In recent years, there has been a huge surge in the usage of online platforms like Reddit, Yelp, and Amazon. While the usage of such platforms has positively influenced our daily lives, fraudulent activities is amid this rapid increase in digital data volume and anonymity of online networks. Fraudulent behaviors are executed and hidden in plain sight of this vast amount of online records. Thus, enhancing fraud detection is crucial to protect us from fraudsters against harmful scams, and even criminal activities. By tackling this fraud detection task, we hope to contribute to protecting us against scams.

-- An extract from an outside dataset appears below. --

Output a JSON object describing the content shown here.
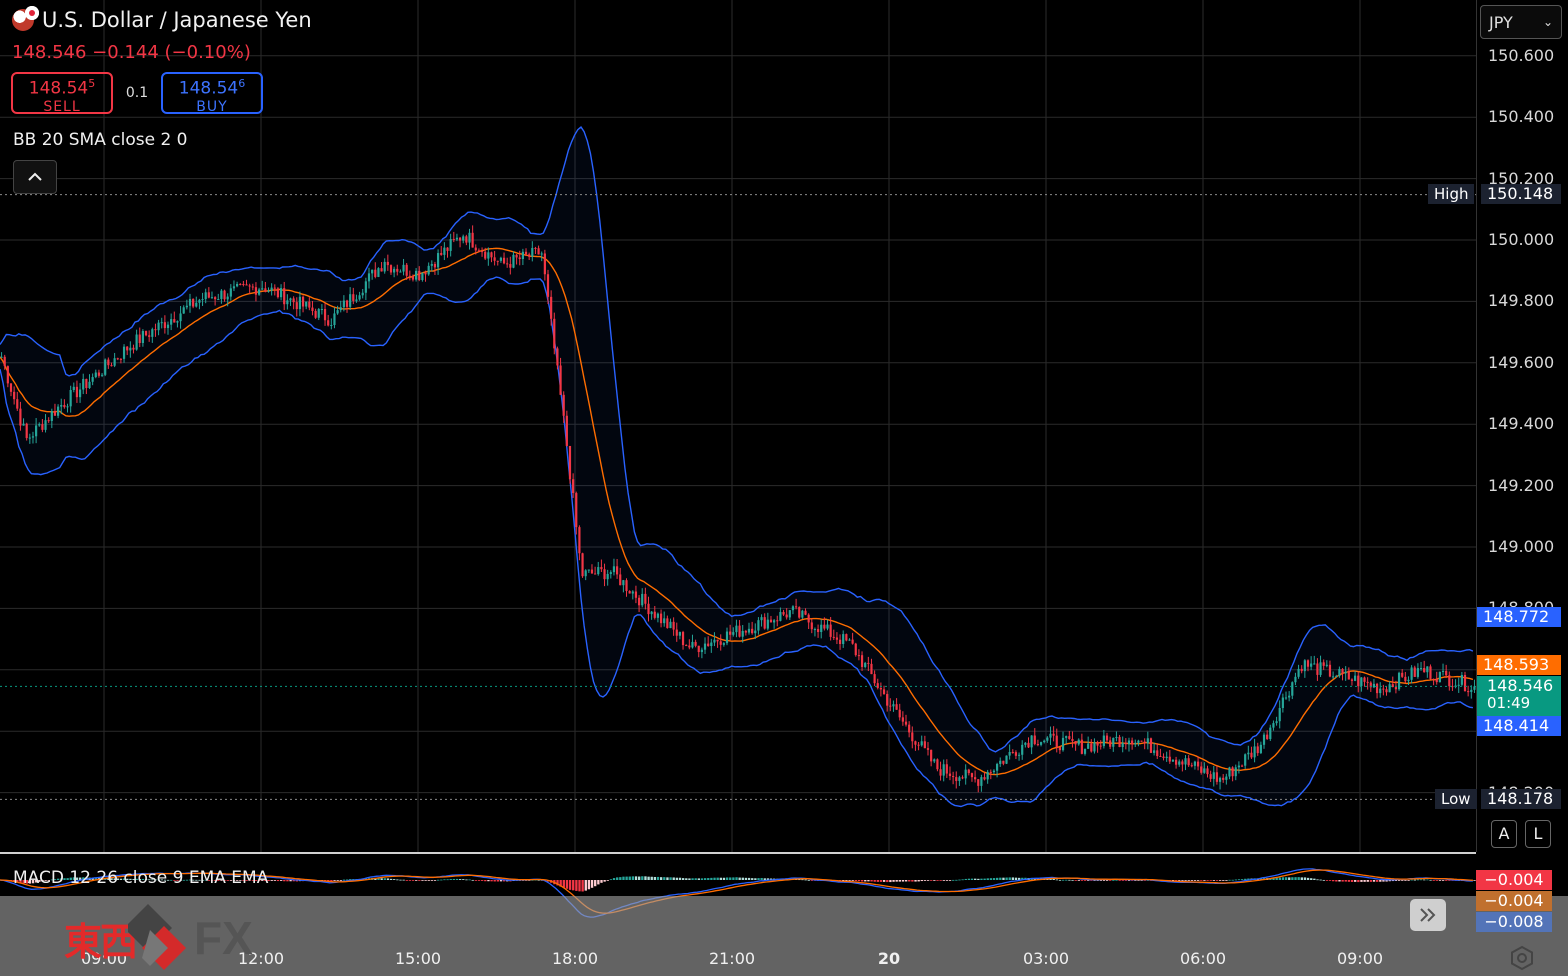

Many techniques exist to combat fraud; however, they often fail to capture the imbalanced class structure in data involving fraudulent activities. It's important to tackle such concern so we can harness its power to correctly predict anomalies. So, the question remains: How can we effectively detect and mitigate fraudulent activities, especially when faced with imbalanced datasets? Our research contributes to the study of such concern with a model that harnesses the strengths of many existing techniques from different domains.
Our proposed solution utilizes a combination of 2 models: GraphSMOTE and SparseGAD. GraphSMOTE, although not commonly used for fraud detection, is an oversampling technique that identifies minority class nodes and creates new nodes that resemble those minority class data points, thus helping it balance. Since datasets involving fraud detection are hugely imbalanced, GraphSMOTE will help us balance the class distribution in the graph. We will then take the output of this GraphSMOTE and feed it into SparseGAD, known for anomaly detection by introducing sparsity constraints. Such constraints help highlight significant connections, and anything that substantially deviates from that will be looked into further for fraud. Upon applying these techniques, we utilize Graph Neural Networks (GNNs) for our model.
Our model utilizes three datasets - Amazon, Yelp, and Reddit. These datasets are obtained from the Deep Graph Library (DGL) and PyGOD in graph format. Each dataset exhibits class imbalance:
We feed our imbalanced datasets into GraphSMOTE, which balances it by generating synthetic nodes. It addresses the imbalance by adding synthetic anomalous nodes to the graph, amplifying the minority class. These synthetic nodes maintain connections with existing nodes while preserving heterogeneity among links.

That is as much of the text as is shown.